I guess it's one of those things that could vary slightly due to the QE of different cameras and transmittance of the filters
Looking at the bandpass profile of the ZWO filters I'm using, OIII is squarely in the green filter, which explains why it's strongly green. Looking at my exposures, the green:blue is about 2:1.
Any suggestions on a nice set of RGB filters that would give me good ol' teal/turquoise/insert shade here* ? Oh, and inexpensive
Any suggestions on a nice set of RGB filters that would give me good ol' teal/turquoise/insert shade here* ? Oh, and inexpensive
Use the ColorMask script for free, Dunk
I'm only half joking. You'll never get perfectly accurate colour from any set of filters because of variations in sensor QE, atmospheric extinction, etc. You're better off honing your colour calibration technique.
Appreciate what you say about the filters, but...makes me wonder if a filter set where G and B overlapped for OIII would give richer signal, or conversely, overblow it.
The purple should be the areas where the OIII and Ha are mixing. I'd expect this to differ from an unmodded DSLR which wouldn't let as much Ha through.
Still need to work at it a little more I think, but it's a start...
looking at the G and B channels, the signal is WAY stronger in the G - but I'm not sure if that's because it has double the pixels in the bayer matrix... - either way its probably 5x plus richer in G (total guess)
not sure that helps at all. of course its rare to have o3 just by itself so a light pollution filter/osc will likely give a different hue.
Last edited by rustigsmed; 07-12-2016 at 02:17 PM.
Appreciate what you say about the filters, but...makes me wonder if a filter set where G and B overlapped for OIII would give richer signal, or conversely, overblow it.
The ZWO filters do look pretty crappy in that regard. The Astrodon filters have a much nicer overlap at 500nm. I'll withdraw my previous comment.
looking at the G and B channels, the signal is WAY stronger in the G - but I'm not sure if that's because it has double the pixels in the bayer matrix... - either way its probably 5x plus richer in G (total guess)
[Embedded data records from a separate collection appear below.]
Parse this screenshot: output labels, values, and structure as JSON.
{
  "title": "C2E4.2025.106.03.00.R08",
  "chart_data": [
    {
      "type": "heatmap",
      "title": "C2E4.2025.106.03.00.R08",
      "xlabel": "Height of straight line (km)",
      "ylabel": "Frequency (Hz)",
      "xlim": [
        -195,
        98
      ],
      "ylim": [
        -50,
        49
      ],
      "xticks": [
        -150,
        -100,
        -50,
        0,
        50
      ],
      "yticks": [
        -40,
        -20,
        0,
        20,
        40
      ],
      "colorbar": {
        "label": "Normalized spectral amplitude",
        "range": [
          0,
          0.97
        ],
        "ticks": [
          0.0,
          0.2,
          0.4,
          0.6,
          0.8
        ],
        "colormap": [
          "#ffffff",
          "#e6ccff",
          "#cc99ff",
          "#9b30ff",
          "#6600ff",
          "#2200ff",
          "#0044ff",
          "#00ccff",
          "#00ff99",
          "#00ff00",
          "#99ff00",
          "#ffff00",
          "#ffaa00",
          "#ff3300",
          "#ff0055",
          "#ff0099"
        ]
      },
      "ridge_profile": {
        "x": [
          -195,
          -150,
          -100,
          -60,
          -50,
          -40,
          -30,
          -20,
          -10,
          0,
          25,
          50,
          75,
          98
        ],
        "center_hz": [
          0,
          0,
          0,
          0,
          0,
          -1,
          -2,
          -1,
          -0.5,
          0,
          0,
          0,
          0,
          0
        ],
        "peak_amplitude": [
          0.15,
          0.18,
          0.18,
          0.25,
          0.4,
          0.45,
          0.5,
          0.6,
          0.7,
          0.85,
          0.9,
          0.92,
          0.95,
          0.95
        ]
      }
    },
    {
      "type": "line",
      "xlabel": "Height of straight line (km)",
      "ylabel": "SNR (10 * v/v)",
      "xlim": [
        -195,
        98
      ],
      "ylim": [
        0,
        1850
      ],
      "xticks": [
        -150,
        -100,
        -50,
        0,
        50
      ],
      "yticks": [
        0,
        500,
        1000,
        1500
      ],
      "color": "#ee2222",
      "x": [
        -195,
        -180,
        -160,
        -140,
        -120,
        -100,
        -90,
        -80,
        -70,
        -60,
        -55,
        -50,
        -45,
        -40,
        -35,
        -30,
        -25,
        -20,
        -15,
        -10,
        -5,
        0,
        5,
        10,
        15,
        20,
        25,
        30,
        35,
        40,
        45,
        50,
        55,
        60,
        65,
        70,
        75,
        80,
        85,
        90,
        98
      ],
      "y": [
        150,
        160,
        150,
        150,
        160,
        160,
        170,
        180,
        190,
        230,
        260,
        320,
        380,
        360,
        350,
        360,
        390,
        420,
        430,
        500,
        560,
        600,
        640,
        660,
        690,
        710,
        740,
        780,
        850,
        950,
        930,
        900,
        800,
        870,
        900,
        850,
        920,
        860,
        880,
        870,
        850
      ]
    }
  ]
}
not sure that helps at all. of course its rare to have o3 just by itself so a light pollution filter/osc will likely give a different hue.
Thanks Russ! That's a pretty interesting result. Can't wait for Eta Carinae to get higher in the sky.
It hadn't occurred to me to stick the filter wheel in front of a DSLR...I'll have to give that a try
Quote:
Originally Posted by RickS
The ZWO filters do look pretty crappy in that regard. The Astrodon filters have a much nicer overlap at 500nm. I'll withdraw my previous comment.
From what I've found so far, the Baader CCD and Astronomik Deep Sky both overlap at 500nm. The Astrodons apparently are too tall to fit in the ZWO filter wheel.